Mr. Black and Mr. Pearce’s screenplay has an oversupply of material to pick, choose and compound components from: the Extremis angle comes from the comic arc by writer Warren Ellis and artistAdiGranov; Tony’s nerviness, an annex from The Avengers; a brief father-son/buddy act with Ty Simpkins (in mid second act) from just about any successful blockbuster — and of course the advancing Iron Man armor, which grows a notch into its own creepy person.

The armor, fully suited up is radio controlled by Tony. In-synch from its prelude in The Avengers, the suit runs to Tony like a trained cocker spaniel (the suit’s miscalculated latch-on is an effective running gag, by the way).

Like Tony, there’s a visible self-aware growth in Iron Man armor’s, that’s one part design and one part nod to the comic book mythos.
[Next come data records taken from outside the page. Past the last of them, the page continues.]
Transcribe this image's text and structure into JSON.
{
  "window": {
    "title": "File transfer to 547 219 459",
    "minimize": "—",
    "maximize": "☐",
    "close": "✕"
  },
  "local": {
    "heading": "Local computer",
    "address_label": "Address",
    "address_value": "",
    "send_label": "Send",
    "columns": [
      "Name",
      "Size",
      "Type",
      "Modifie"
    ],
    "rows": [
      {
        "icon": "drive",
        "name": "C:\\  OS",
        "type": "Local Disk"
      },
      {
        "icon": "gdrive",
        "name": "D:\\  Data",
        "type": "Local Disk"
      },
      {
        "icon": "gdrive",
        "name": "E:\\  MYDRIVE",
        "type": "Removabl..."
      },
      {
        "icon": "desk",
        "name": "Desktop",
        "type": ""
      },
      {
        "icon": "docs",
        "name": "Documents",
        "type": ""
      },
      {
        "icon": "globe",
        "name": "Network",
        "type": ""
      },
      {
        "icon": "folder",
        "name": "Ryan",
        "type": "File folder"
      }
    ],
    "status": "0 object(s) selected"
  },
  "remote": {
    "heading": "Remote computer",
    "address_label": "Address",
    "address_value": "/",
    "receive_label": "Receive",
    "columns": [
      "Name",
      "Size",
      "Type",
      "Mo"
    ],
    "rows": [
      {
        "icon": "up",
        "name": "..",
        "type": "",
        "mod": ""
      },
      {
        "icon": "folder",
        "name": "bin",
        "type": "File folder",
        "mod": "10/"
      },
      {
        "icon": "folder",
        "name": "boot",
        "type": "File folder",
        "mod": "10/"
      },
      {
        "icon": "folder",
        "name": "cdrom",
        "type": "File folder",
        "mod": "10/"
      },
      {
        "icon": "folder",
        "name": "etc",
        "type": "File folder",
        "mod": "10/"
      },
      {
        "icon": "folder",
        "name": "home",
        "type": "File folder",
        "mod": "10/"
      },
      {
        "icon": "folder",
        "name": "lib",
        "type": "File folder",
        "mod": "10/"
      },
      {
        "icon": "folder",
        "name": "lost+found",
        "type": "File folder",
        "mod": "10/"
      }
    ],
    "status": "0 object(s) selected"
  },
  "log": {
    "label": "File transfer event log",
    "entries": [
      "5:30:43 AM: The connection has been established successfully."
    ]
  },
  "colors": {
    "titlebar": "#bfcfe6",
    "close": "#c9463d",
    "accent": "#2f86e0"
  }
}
It is also, without dumbfounding surprise, the other ace in the hole that presents Iron Man 3 with 3 evenly spaced, pricy set-pieces. One of them has a fantastic slow motion sequence of Tony’s cliff-side house, bombarded to smithereens; the other, a mid-air rescue from a crashing Air Force One; and the climatic brawl is between exploding AIM agents and a gazillion Iron Men proxies.
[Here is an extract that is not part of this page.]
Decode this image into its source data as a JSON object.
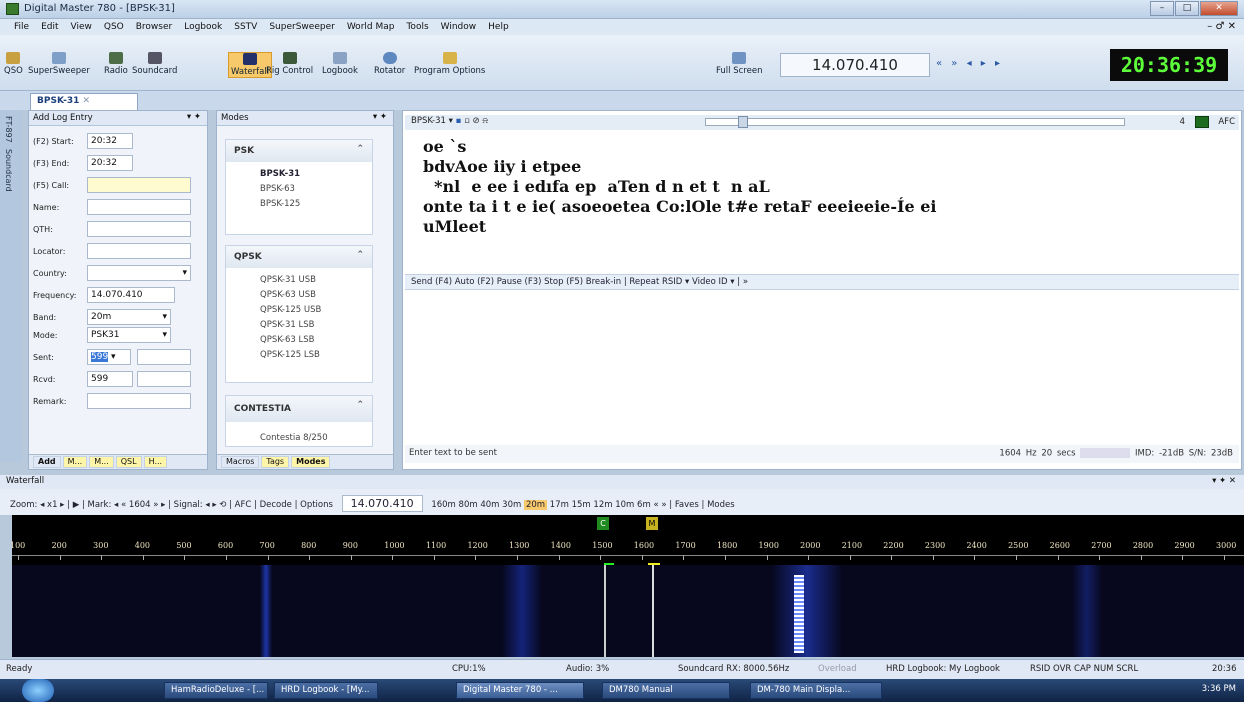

While Iron Man 3 loses its footing once or twice, it is, outside of The Avengers, the most exciting and gratifyingly loud of the franchise. Three movies down, I’ve decided to let comic continuity bygones be bygones and just accept the after-taste. I may hate myself in the morning, but I’m loving it right now.

Starring: Robert Downey Jr., Gwyneth Paltrow, Don Cheadle, Guy Pearce, Rebecca Hall, Stephanie Szostak, James Badge Dale, Jon Favreau and Ben Kingsley.

Directed by Shane Black, Produced by Kevin Feige, Screenplay by Drew Pearce, Mr. Black (Based on Iron Man by Stan Lee, Larry Lieber, Don Heck and Jack Kirby; and Extremis by Warren Ellis and AdiGranov).With Music by Brian Tyler, Cinematography by John Toll, Editing by Jeffrey Ford, Peter S. Elliot.

Released by Walt Disney Picture and Footprint Entertainment,“Iron Man 3” is rated PG-13: Parents strongly cautioned. Children may pester for another viewing and a flying suit of armor that can automatically split and re-assemble on-cue.

The movie, playing worldwide, is releases in Pakistan on the 17th and tomorrow in North America.